3191 oystein.grovlen@sun.com	2010-06-11
      Bug#52092 Bad result in 6.0-codebase after setting correct block_size ...
      
      Problem: LooseScan strategy fails because the partition engine does not
      deliver the rows in sorted index order. This happens because when a 
      a temporary table is used, the requirement for ordered index access
      is turned off.  (Since sorting will have to be done later, anyway).  
      However, LooseScan strategy needs ordered index access in order to work
      correctly. 
      
      Solution: Keep requirement for sorted access when LooseScan is to be used.
     @ mysql-test/r/partition.result
        Updated result file.
     @ mysql-test/t/partition.test
        With this fix, semijoin does not have to be turned off for this test case
        to give correct results.  The test case is the same as reported in the 
        bug report for this issue,
     @ sql/sql_select.cc
        Keep requirement for sorted access to base table when LooseScan strategy is to be used.
[17 Jun 2010 7:02] Bugs System
A patch for this bug has been committed. After review, it may
be pushed to the relevant source trees for release in the next
version. You can access the patch from:

  http://lists.mysql.com/commits/111356

3198 oystein.grovlen@sun.com	2010-06-17
      Bug#52092 Bad result in 6.0-codebase after setting correct block_size ...
      
      Problem: LooseScan strategy fails because the partition engine does not
      deliver the rows in sorted index order.
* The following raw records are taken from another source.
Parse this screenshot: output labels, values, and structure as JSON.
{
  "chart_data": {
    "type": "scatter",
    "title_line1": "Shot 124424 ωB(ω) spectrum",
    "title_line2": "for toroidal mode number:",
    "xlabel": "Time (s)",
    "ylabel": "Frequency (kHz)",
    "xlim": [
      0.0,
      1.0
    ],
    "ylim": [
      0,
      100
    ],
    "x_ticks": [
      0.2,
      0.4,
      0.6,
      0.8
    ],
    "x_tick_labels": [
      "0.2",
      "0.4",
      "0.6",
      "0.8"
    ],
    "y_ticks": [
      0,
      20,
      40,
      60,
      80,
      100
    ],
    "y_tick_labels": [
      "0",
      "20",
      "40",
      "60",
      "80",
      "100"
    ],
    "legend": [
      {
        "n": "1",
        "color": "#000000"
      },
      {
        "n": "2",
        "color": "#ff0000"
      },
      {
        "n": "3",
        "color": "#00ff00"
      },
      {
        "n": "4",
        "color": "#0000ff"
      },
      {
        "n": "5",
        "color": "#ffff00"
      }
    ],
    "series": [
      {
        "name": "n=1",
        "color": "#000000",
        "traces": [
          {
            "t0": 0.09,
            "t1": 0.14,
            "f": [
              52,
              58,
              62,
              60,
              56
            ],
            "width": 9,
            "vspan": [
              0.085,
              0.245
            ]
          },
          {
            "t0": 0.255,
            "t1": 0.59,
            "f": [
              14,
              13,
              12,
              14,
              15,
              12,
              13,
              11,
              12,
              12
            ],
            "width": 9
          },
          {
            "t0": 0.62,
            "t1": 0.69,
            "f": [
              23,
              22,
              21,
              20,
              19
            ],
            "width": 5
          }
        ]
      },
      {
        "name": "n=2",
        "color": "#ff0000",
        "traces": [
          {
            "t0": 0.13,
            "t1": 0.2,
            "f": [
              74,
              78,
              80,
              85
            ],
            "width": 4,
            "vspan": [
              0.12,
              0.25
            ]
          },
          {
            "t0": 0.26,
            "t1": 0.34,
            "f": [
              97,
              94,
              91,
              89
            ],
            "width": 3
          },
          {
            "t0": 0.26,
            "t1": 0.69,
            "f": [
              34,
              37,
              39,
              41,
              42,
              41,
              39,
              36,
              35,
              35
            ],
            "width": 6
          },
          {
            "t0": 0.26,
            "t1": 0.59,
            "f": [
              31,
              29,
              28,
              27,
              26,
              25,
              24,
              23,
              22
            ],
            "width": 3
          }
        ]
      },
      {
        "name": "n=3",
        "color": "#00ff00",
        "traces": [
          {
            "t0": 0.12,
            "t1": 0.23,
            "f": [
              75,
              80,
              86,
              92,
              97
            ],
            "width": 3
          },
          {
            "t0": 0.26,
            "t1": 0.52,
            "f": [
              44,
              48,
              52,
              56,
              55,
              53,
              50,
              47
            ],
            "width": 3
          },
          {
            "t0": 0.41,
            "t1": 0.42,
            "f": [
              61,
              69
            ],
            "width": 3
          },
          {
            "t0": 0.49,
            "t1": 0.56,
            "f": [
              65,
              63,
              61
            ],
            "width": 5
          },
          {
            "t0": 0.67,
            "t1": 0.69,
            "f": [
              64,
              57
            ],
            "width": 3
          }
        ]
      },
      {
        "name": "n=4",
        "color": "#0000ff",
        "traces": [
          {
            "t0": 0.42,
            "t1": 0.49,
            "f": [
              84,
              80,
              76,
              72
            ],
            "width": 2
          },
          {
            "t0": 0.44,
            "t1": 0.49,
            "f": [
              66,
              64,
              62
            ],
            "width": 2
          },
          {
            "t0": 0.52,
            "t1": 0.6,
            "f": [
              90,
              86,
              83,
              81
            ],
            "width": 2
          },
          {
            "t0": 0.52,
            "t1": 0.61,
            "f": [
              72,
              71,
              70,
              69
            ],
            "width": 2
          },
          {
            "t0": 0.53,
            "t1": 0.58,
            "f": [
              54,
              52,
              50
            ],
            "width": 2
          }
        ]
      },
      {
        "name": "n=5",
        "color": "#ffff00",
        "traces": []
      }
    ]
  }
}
This happens because when a 
      a temporary table is used, the requirement for ordered index access
      is turned off.  (Since sorting will have to be done later, anyway).  
      However, LooseScan strategy needs ordered index access in order to work
      correctly. 
      
      Solution: Keep requirement for sorted access when LooseScan is to be used.
     @ mysql-test/r/partition.result
        Updated result file.
     @ mysql-test/t/partition.test
        With this fix, semijoin does not have to be turned off for this test case
        to give correct results.  The test case is the same as reported in the 
        bug report for this issue,
     @ sql/sql_select.cc
        Keep requirement for sorted access to base table when LooseScan strategy is to be used.
[17 Jun 2010 7:06] Øystein Grøvlen
Patch pushed into mysql-next-mr-opt-backporting with revision-id oystein.grovlen@sun.com-20100617070120-ivl7prwzvcaicwip
[16 Aug 2010 6:35] Bugs System
Pushed into mysql-next-mr (revid:alik@sun.com-20100816062819-bluwgdq8q4xysmlg) (version source revid:alik@sun.com-20100816062612-enatdwnv809iw3s9) (pib:20)
[13 Nov 2010 16:05] Bugs System
Pushed into mysql-trunk 5.6.99-m5 (revid:alexander.nozdrin@oracle.com-20101113155825-czmva9kg4n31anmu) (version source revid:vasil.dimov@oracle.com-20100629074804-359l9m9gniauxr94) (merge vers: 5.6.99-m4) (pib:21)
[22 Nov 2010 1:20] Paul DuBois
Bug is not in any released 5.6.x version. No changelog entry needed.